Alison Jacques

Ryan Mosley

15 Jul - 13 Aug 2011

© Ryan Mosley
Heavy Bouquet, 2011
Oil on linen
220 x 190 cm (86 5/8 x 74 3/4 in)
15 July - 13 August 2011

Ryan Mosley's distinctive visual language is rooted in its timeless qualities; archaic skulls, top hats and fig leaves collide with anthropomorphic limbs and futuristic, shamanic figures that create a bewildering backdrop in which anything is possible.
For this solo show Mosley has delved further into this landscape by offering his protagonists a stage on which to play out their ambiguous narratives. The world of performance he conjures allows variegated images and motifs to become characters in a stage-play realm, uprooted from specific ties of time and location and given the chance to create new meanings and narrative opportunities. Despite the undeniable presence of art historical references in Mosley's practice, the stage provides a setting free of signifiers on which seemingly disparate figures can perform. Disembodied heads floating around each periphery invite us to become part of an extended audience. Mosley's scenes are framed by botanical bunting, which morph between menacing truncheons and mysterious fauna.
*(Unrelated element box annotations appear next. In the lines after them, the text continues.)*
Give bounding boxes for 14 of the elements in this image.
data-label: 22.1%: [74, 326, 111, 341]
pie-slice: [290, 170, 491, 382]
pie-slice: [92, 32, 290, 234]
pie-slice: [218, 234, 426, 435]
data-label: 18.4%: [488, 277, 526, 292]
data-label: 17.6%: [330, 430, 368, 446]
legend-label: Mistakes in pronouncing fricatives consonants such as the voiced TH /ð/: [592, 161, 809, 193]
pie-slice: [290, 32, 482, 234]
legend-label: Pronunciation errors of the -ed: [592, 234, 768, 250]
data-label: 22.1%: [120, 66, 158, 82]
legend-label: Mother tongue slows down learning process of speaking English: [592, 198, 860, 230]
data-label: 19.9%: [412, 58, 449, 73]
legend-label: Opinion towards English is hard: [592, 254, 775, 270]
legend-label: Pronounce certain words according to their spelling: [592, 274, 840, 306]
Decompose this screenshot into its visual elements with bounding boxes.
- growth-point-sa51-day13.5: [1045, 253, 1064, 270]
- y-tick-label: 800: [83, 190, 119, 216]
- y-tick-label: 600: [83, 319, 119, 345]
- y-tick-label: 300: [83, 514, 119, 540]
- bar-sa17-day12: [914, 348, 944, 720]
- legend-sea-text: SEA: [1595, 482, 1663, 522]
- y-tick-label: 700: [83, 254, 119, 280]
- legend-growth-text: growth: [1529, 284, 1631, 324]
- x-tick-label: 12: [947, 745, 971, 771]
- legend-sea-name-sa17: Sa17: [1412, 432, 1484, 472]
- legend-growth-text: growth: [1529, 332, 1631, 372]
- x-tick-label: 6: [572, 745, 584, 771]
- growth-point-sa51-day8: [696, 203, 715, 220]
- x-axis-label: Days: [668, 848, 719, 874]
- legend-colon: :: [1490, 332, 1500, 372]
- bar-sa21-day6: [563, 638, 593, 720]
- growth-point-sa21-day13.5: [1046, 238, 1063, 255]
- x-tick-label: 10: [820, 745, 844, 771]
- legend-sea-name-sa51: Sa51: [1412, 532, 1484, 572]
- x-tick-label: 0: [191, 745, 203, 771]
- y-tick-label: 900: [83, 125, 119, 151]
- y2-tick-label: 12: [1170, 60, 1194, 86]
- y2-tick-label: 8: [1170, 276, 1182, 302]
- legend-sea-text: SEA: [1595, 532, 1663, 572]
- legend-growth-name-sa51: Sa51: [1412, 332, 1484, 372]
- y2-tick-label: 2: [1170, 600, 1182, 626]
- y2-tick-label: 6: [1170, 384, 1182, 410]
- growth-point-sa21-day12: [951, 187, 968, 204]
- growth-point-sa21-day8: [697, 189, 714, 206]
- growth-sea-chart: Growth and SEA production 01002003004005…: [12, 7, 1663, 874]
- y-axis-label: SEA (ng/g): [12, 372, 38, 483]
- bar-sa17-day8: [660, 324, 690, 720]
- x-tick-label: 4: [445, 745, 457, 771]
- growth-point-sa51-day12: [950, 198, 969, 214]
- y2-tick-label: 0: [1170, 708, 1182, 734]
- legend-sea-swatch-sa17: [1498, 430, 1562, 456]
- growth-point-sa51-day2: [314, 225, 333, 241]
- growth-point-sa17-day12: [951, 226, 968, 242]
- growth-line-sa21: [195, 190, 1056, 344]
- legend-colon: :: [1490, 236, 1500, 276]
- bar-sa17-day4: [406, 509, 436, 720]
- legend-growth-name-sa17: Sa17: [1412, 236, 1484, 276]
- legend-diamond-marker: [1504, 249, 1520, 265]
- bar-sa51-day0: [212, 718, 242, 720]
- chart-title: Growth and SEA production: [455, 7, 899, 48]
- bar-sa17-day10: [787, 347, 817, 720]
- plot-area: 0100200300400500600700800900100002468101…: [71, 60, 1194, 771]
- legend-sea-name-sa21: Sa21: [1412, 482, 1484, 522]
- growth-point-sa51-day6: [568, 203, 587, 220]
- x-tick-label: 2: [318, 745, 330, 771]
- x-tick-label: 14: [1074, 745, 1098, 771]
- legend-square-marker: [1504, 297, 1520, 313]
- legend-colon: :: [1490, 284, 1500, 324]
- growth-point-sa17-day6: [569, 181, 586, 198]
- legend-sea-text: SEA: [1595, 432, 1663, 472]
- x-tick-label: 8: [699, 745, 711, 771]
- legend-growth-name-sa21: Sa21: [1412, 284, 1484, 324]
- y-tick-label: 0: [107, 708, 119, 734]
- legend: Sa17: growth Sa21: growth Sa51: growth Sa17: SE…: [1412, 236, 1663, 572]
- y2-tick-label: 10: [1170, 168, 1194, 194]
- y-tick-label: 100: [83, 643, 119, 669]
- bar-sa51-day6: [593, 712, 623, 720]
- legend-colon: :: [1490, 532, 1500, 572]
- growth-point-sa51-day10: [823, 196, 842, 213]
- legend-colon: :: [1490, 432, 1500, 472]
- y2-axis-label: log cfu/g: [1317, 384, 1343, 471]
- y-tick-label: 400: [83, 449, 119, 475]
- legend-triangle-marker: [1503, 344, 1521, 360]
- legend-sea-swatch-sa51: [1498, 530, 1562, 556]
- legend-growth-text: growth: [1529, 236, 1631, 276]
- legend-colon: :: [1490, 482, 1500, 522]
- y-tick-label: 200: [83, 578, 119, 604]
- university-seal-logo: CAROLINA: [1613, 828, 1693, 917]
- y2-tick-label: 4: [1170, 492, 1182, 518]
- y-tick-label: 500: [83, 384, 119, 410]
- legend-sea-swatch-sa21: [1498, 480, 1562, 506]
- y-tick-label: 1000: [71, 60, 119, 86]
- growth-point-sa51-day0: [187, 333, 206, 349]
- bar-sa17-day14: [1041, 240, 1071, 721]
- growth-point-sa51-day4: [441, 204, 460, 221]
These devices act as figurative stand-ins and provincial props, anchoring the characters in space and preventing them from drifting away.
Mosley's canvases are infused with the ebullient energy of the theatre, carnival and cabaret, yet the artist's highly singular and distinctive visual lexicon makes possible a wider range of thematic textures and moods. Mortality and the transient nature of time are never far from the surface from his otherworldly scenarios, as the cavernous eye sockets of a colossal skull survey the action centre stage, transforming the performative narrative into a gargantuan vanitas. These paintings are not concerned with anything so clearly cut as moralising however - the macabre and joyous often sit together in curious union. Intoxication is one of these such dualities. The presence of alcohol seen in numerous early works persists in Heavy Bouquet and A Bar in France. Its inclusion can be read both in line with Hogarthian narratives and as their antidote, used to inebriate and exaggerate the psychedelic forms and figures.
It is impossible to ignore the debt Mosley pays to his predecessors; A Bar in France is unmistakably a reworking of Manet's A Bar at the Folies-Bergère in which the audience is enveloped into the painted space through the device of the mirror. Mosley forgoes the mirror and instead extends his saga through open-ended possibilities; allowing each spectator to be consumed by their own fiction. The characters who provide a catalyst for these fictitious ponderings are more often than not ideologies themselves. At the core of this new body of work is the organic process of painting itself, its inebriating effect, its enduring appeal and infinite possibility.
Ryan Mosley (b. 1980) trained at the University of Huddersfield and the Royal College of Art. Selected recent solo presentations include Alison Jacques Gallery, The Armory Show, New York (2011), Painting Seánce, Grand Arts, Kansas City, Missouri (2010) and Alison Jacques Gallery, London (2010); while group shows include Labor, Galerie Eigen + Art, Berlin, (2011), Make Believe, Galleri Magnus Karlsson, Stockholm (2011), Newspeak: British Art Now, The Saatchi Gallery, London, (2010) and The State Hermitage Museum, St Petersburg (2009), and Jerwood Contemporary Painters, Jerwood Space, London (2009). Mosley lives and works in London.